Tuesday, November 13, 2007

Earnings quality / pro forma earnings


Here's an oldie but a goodie. Businessweek from 2001.
Key graphs:
Sometimes, as in the case of Enron, fuzzy numbers result from questionable decisions in figuring net earnings. More often, though, the earnings chaos results from a disturbing trend among companies to calculate profits in their own idiosyncratic ways--and an increasing willingness among investors and analysts to accept those nonstandard tallies, which appear under a variety of names, from "pro forma" to "core." (Enron offers its own such version. Before investors untangled the importance of Enron's first announcement, its stock rose briefly because it told investors that its "recurring net income" had met expectations.) The resulting murk makes it difficult to answer the most basic question in investing: What did my company earn?

Why calculate a second set of earnings in the first place? Because the numbers reached by applying generally accepted accounting principles (GAAP) are woefully inadequate when it comes to giving investors a good sense of a company's prospects. Many institutional investors, most Wall Street analysts, and even many accountants say GAAP is irrelevant. "I don't know anyone who uses GAAP net income anymore for anything," says Lehman Brothers Inc. accounting expert Robert Willens. The problem is that GAAP includes a lot of noncash charges and one-time expenses. While investors need to be aware of those charges, they also need a number that pertains solely to the performance of ongoing operations.
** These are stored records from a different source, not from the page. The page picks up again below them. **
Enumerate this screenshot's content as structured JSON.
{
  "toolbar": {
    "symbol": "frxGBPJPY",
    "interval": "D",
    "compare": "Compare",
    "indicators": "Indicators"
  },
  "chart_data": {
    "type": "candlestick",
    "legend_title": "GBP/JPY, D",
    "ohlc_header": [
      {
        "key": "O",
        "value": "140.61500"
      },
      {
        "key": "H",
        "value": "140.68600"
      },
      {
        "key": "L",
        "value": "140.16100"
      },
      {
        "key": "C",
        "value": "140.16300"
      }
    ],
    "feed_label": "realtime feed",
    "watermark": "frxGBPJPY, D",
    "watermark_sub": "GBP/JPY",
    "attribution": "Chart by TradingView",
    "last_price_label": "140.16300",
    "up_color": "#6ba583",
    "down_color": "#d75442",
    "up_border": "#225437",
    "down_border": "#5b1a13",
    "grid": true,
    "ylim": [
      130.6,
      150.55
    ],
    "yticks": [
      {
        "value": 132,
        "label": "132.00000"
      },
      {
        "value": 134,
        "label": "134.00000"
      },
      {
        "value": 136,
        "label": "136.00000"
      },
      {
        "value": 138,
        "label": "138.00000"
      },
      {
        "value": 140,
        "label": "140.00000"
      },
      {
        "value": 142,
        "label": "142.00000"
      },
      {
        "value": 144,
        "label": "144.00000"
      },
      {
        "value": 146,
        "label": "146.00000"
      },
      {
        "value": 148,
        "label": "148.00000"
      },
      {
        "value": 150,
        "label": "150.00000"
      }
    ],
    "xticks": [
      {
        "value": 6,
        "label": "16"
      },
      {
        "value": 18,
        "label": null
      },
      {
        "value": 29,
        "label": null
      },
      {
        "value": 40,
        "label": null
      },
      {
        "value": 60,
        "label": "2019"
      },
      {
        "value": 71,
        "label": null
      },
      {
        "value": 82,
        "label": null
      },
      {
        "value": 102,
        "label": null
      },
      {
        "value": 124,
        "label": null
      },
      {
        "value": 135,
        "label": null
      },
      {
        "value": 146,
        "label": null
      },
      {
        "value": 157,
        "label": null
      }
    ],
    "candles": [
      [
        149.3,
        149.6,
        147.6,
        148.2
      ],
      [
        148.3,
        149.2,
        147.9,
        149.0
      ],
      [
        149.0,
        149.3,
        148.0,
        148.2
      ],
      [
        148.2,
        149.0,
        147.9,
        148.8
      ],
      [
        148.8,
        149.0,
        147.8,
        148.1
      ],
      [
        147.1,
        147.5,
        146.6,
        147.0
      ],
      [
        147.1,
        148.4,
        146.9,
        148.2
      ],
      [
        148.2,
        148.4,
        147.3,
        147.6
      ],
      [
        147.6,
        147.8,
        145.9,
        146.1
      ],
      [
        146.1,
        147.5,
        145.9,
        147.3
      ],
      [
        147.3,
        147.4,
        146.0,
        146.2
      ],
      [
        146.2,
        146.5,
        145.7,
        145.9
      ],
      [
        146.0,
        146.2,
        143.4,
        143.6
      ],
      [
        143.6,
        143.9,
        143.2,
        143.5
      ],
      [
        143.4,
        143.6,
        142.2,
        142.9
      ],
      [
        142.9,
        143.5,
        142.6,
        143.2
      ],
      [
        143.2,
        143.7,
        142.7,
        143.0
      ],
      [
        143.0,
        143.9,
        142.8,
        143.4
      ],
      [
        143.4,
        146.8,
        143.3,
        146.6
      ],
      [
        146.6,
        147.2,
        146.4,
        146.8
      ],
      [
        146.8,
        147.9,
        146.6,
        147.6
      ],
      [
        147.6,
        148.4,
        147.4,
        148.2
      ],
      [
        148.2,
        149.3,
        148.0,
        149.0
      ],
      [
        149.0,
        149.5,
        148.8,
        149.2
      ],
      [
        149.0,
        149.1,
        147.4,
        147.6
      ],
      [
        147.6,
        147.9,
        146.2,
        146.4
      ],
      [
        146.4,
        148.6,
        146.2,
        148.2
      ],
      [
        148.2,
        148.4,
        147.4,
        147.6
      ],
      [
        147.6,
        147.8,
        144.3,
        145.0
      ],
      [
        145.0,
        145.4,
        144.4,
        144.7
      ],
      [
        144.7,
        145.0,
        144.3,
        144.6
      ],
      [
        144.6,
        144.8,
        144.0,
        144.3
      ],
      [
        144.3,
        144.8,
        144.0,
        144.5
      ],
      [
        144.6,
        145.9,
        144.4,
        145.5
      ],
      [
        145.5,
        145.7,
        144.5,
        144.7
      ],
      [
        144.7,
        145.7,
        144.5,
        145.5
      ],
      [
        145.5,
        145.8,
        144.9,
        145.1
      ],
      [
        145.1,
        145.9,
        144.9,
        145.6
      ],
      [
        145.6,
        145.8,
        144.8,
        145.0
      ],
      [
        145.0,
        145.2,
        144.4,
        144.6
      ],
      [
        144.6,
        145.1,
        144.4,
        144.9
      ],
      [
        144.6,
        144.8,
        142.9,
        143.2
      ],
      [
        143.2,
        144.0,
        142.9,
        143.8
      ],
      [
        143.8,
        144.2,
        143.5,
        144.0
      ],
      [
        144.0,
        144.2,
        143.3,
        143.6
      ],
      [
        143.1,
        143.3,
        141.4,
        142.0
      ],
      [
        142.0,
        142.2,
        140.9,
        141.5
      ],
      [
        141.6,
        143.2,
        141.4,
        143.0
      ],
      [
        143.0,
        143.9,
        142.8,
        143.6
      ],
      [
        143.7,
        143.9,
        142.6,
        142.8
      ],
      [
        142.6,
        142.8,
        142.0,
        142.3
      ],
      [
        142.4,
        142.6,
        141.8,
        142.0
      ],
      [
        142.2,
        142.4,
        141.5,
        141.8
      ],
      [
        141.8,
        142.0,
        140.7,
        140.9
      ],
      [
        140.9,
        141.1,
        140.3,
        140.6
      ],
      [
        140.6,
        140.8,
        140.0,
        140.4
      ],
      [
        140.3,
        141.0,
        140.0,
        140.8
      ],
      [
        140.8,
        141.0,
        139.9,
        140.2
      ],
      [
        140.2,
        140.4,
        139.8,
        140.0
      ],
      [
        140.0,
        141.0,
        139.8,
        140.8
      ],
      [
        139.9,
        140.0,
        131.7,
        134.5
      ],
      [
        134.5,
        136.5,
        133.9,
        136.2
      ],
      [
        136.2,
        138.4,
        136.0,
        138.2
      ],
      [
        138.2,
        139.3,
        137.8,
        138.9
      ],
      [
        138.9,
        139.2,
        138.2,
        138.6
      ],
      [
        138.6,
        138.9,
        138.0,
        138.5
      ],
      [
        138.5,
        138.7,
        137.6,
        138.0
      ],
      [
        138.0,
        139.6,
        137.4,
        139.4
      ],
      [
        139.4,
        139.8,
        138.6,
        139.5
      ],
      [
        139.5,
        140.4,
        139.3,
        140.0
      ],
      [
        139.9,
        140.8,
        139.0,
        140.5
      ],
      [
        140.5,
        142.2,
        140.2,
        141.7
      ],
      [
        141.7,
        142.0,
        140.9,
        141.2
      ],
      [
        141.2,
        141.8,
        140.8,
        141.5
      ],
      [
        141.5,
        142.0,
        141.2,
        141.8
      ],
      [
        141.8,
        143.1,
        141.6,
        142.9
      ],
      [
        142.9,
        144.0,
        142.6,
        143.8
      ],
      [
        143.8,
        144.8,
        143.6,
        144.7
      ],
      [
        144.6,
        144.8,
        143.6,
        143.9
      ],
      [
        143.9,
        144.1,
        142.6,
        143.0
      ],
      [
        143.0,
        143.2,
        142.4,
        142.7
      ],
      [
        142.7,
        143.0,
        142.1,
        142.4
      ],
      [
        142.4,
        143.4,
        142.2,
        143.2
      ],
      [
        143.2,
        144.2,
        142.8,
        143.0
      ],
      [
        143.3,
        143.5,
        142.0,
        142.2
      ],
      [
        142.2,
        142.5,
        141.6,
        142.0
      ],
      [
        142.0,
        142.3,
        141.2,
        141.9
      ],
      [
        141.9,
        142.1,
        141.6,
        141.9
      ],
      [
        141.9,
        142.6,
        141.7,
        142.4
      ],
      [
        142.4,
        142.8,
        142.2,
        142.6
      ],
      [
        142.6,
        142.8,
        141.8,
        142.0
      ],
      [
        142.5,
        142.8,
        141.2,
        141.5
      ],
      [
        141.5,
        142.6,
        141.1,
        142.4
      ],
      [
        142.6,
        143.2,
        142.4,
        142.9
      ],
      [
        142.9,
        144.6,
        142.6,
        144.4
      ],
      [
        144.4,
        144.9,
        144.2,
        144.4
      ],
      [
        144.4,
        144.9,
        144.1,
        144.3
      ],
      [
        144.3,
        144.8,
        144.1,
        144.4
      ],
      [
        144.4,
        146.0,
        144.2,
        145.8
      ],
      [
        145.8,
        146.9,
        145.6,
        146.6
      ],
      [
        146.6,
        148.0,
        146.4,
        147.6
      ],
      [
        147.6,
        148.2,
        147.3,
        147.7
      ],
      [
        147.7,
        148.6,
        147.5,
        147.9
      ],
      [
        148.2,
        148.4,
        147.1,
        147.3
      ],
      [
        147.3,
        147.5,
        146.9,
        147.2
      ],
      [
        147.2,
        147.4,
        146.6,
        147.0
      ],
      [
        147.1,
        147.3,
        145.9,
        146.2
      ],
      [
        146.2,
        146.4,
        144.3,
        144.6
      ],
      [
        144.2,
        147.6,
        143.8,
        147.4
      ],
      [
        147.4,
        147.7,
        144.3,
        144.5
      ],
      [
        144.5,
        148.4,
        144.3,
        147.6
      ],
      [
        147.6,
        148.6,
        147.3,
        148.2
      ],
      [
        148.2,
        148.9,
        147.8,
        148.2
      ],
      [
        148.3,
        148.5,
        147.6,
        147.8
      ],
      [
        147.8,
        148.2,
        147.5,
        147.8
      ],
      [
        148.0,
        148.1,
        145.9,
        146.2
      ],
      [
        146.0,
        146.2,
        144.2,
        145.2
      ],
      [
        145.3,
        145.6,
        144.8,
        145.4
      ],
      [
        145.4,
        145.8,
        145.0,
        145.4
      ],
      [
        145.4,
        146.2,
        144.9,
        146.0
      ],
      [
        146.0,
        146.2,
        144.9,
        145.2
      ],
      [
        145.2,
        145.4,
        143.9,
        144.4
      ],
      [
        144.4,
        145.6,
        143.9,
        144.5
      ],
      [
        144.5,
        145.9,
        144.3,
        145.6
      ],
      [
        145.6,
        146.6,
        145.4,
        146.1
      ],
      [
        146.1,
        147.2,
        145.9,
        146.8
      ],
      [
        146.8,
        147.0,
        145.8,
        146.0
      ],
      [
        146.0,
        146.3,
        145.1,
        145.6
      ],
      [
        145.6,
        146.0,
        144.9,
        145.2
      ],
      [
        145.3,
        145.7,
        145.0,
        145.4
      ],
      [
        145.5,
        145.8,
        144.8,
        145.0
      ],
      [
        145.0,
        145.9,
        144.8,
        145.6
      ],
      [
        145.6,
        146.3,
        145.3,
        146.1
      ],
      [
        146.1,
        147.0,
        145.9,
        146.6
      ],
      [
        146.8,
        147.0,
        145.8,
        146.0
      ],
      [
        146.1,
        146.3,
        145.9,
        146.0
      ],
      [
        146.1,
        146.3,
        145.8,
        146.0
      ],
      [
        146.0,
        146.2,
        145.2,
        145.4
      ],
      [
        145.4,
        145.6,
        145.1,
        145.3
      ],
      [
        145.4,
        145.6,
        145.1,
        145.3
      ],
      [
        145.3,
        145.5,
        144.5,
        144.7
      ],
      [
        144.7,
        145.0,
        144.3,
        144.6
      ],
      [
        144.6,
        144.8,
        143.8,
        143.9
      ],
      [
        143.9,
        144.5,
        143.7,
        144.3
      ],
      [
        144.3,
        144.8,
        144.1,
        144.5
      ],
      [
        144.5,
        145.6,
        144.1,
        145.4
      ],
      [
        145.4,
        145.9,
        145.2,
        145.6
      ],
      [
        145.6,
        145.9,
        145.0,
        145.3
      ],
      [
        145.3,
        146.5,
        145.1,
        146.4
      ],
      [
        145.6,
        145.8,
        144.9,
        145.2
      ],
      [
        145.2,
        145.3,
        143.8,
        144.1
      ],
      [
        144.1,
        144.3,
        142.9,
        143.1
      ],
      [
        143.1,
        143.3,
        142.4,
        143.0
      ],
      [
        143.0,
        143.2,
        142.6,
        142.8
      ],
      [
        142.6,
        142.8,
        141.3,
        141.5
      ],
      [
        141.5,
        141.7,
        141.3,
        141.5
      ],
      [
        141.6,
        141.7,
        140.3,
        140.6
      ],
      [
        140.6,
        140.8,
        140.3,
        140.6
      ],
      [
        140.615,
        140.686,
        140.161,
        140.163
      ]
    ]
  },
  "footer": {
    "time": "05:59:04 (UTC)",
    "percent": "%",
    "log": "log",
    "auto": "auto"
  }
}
That's what operating earnings are supposed to do. But because they're calculated in an ad hoc manner, with each company free to use its own rules, comparisons between companies have become meaningless. "No investor--certainly not any ordinary investor--can read these in a way that's useful," says Harvey L. Pitt, chairman of the Securities & Exchange Commission. The SEC is examining whether new rules are needed to clarify financial reports and perhaps restrict use of pro formas.

What's badly needed is a set of rules for calculating operating earnings and a requirement to make clear how they relate to net income. In the end, investors need two numbers--a standardized operating number and an audited net-income number--and a clear explanation of how to get from one to the other.